Considérant que ces exonérations constituent un instrument à double tranchant, les deux Commissions des finances sont amenées à remettre en question l'arrêté Bonny. L'art. 23, al. 3, de la loi sur l'harmonisation des impôts directs des cantons et des communes et la réforme de la péréquation financière (RPT), qui permet à tous les cantons d'assurer leur approvisionnement de base avec des moyens financiers suffisants et qui prévoit de nouveaux instruments de péréquation, rendent caduques les fonctions de répartition de la politique régionale. La Commission des finances du Conseil national comme celle du Conseil des Etats poursuivront l'examen de cette question.

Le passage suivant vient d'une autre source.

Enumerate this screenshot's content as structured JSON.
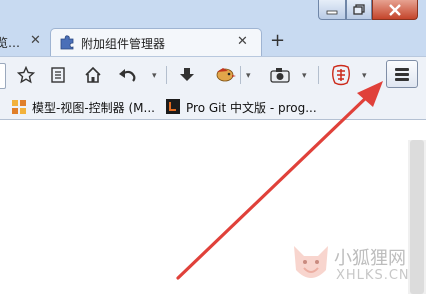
{
  "tabs": [
    {
      "label": "览…",
      "close": "✕"
    },
    {
      "label": "附加组件管理器",
      "close": "✕"
    }
  ],
  "new_tab": "+",
  "toolbar": {
    "dropdown": "▾",
    "menu_tooltip": ""
  },
  "bookmarks": [
    {
      "label": "模型-视图-控制器 (M..."
    },
    {
      "label": "Pro Git 中文版 - prog..."
    }
  ],
  "watermark": {
    "text": "小狐狸网",
    "sub": "XHLKS.CN"
  },
  "colors": {
    "arrow": "#e0413a",
    "titlebar": "#c8daf1",
    "toolbar": "#eef2f8"
  }
}
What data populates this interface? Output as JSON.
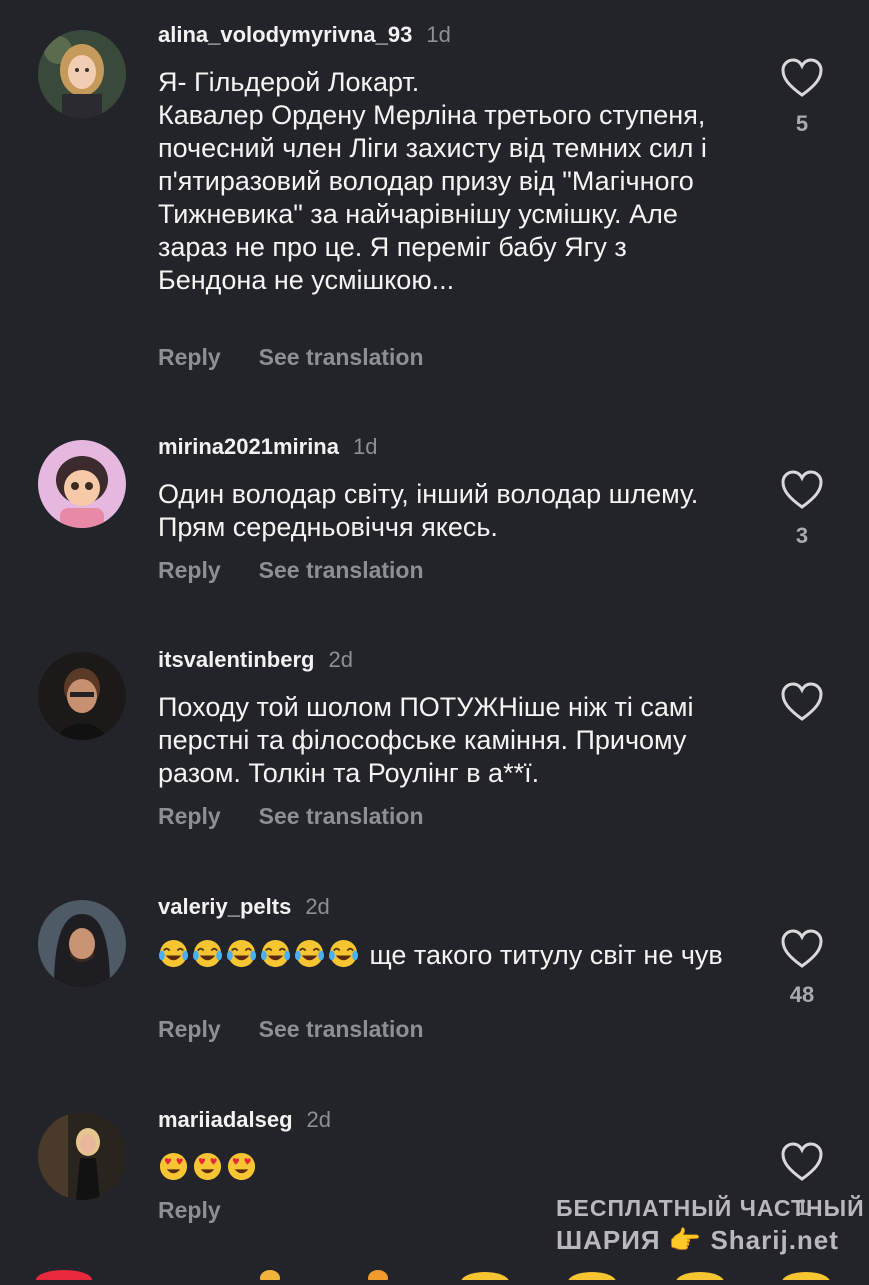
{
  "comments": [
    {
      "username": "alina_volodymyrivna_93",
      "time": "1d",
      "text": "Я- Гільдерой Локарт.\nКавалер Ордену Мерліна третього ступеня, почесний член Ліги захисту від темних сил і п'ятиразовий володар призу від \"Магічного Тижневика\" за найчарівнішу усмішку. Але зараз не про це. Я переміг бабу Ягу з Бендона не усмішкою...",
      "reply_label": "Reply",
      "translate_label": "See translation",
      "likes": "5"
    },
    {
      "username": "mirina2021mirina",
      "time": "1d",
      "text": "Один володар світу, інший володар шлему.  Прям середньовіччя якесь.",
      "reply_label": "Reply",
      "translate_label": "See translation",
      "likes": "3"
    },
    {
      "username": "itsvalentinberg",
      "time": "2d",
      "text": "Походу той шолом ПОТУЖНіше ніж ті самі перстні та філософське каміння. Причому разом. Толкін та Роулінг в а**ї.",
      "reply_label": "Reply",
      "translate_label": "See translation",
      "likes": ""
    },
    {
      "username": "valeriy_pelts",
      "time": "2d",
      "emoji": "😂😂😂😂😂😂",
      "text": " ще такого титулу світ не чув",
      "reply_label": "Reply",
      "translate_label": "See translation",
      "likes": "48"
    },
    {
      "username": "mariiadalseg",
      "time": "2d",
      "emoji": "😍😍😍",
      "text": "",
      "reply_label": "Reply",
      "likes": "1"
    }
  ],
  "watermark": {
    "line1": "БЕСПЛАТНЫЙ ЧАСТНЫЙ",
    "line2": "ШАРИЯ 👉 Sharij.net"
  },
  "icons": {
    "like": "heart-outline-icon",
    "laugh": "face-with-tears-of-joy-icon",
    "love": "heart-eyes-icon"
  },
  "colors": {
    "background": "#232429",
    "text": "#f4f4f4",
    "muted": "#8e8f95"
  }
}
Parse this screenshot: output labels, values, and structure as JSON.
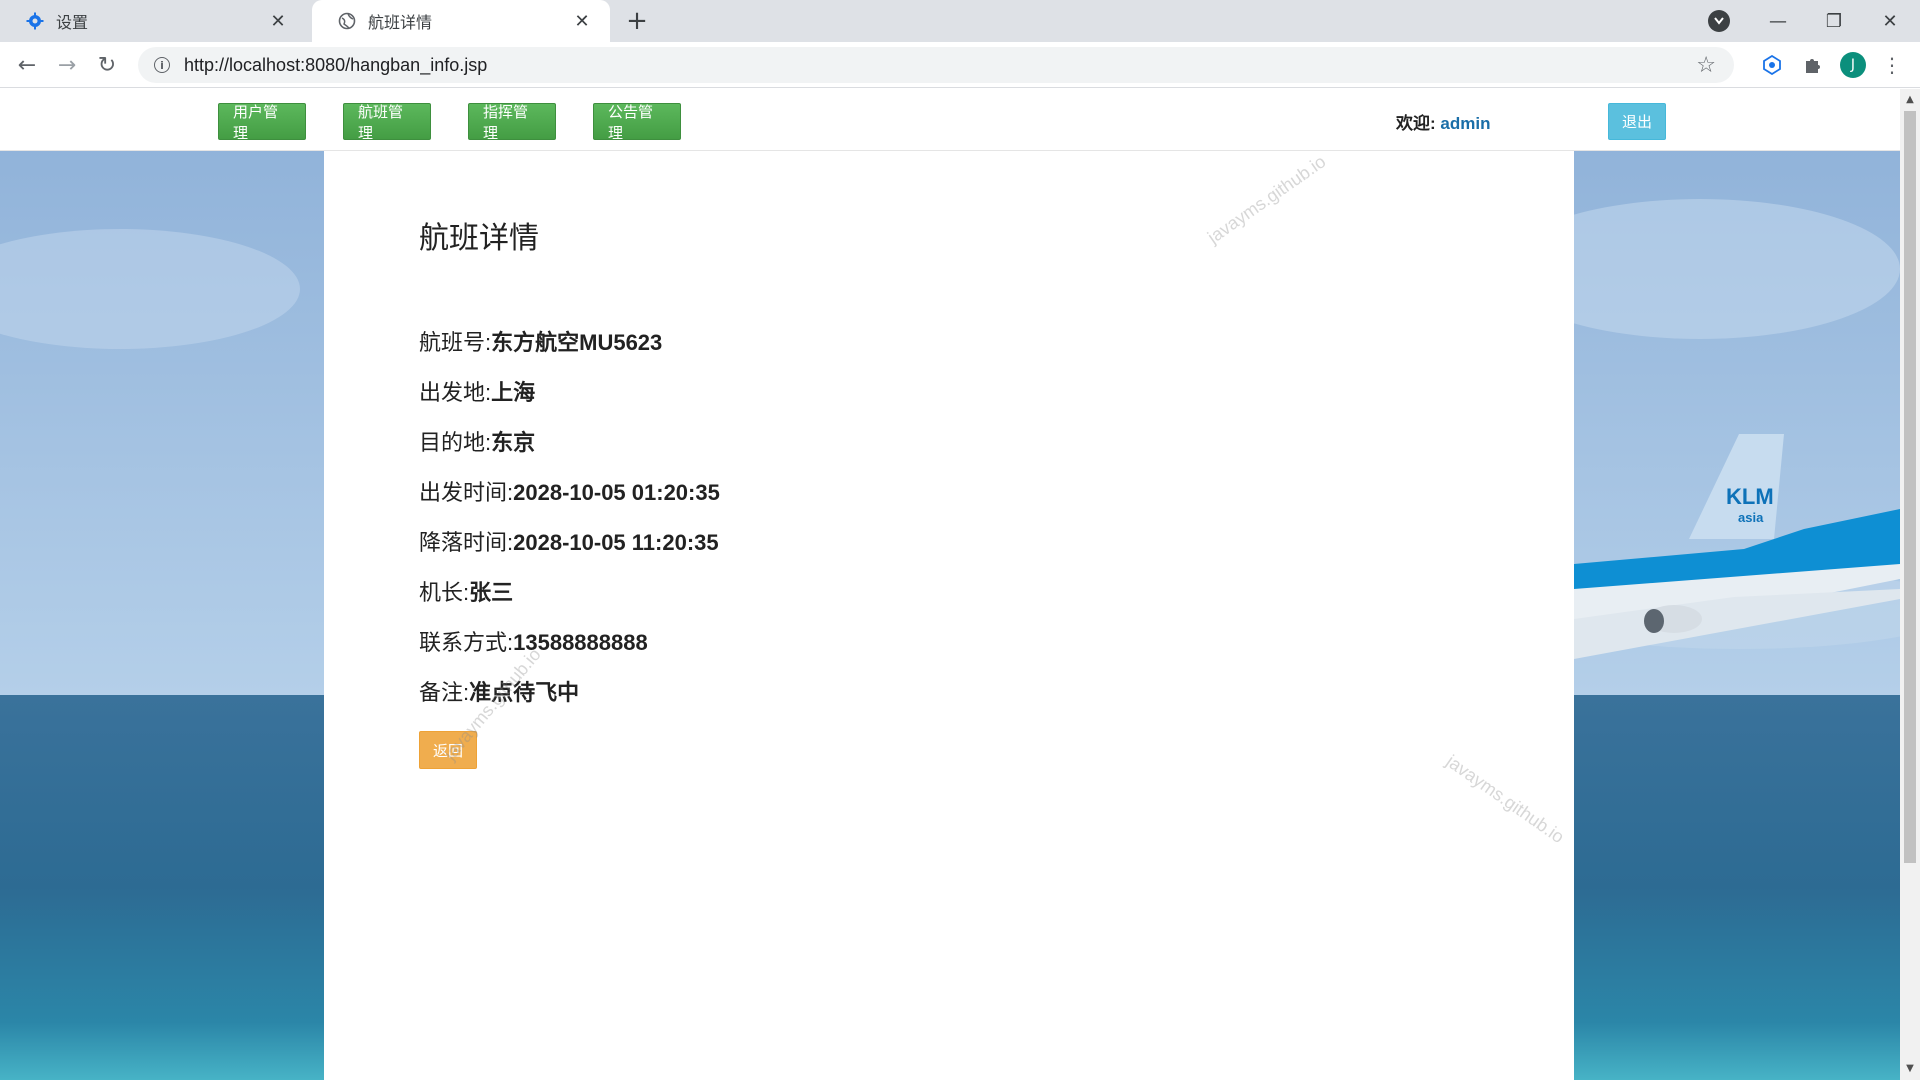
{
  "browser": {
    "tabs": [
      {
        "title": "设置",
        "icon": "gear-icon",
        "active": false
      },
      {
        "title": "航班详情",
        "icon": "globe-icon",
        "active": true
      }
    ],
    "url": "http://localhost:8080/hangban_info.jsp",
    "avatar_letter": "J"
  },
  "nav": {
    "buttons": [
      "用户管理",
      "航班管理",
      "指挥管理",
      "公告管理"
    ],
    "welcome_label": "欢迎:",
    "username": "admin",
    "logout": "退出"
  },
  "detail": {
    "title": "航班详情",
    "fields": [
      {
        "label": "航班号:",
        "value": "东方航空MU5623"
      },
      {
        "label": "出发地:",
        "value": "上海"
      },
      {
        "label": "目的地:",
        "value": "东京"
      },
      {
        "label": "出发时间:",
        "value": "2028-10-05 01:20:35"
      },
      {
        "label": "降落时间:",
        "value": "2028-10-05 11:20:35"
      },
      {
        "label": "机长:",
        "value": "张三"
      },
      {
        "label": "联系方式:",
        "value": "13588888888"
      },
      {
        "label": "备注:",
        "value": "准点待飞中"
      }
    ],
    "back": "返回"
  },
  "watermark": "javayms.github.io",
  "plane_logo": {
    "brand": "KLM",
    "sub": "asia"
  },
  "colors": {
    "nav_green": "#5cb85c",
    "logout_cyan": "#5bc0de",
    "back_orange": "#f0ad4e",
    "username_blue": "#1a6ea8"
  }
}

Les deux Commissions des finances ont siégé les 28 et 29 juin 2007 sous la direction du président de la CdF-N, Hermann Weyeneth (UDC/BE). Le séminaire s'est déroulé dans son canton d'origine, à Emmenmatt, pour partie en présence du directeur des finances du Canton de Berne, Urs Gasche, président du Conseil d'Etat, de divers représentants du DFAE, du DFF et du DFE, du directeur du Contrôle fédéral des finances ainsi que de plusieurs experts externes.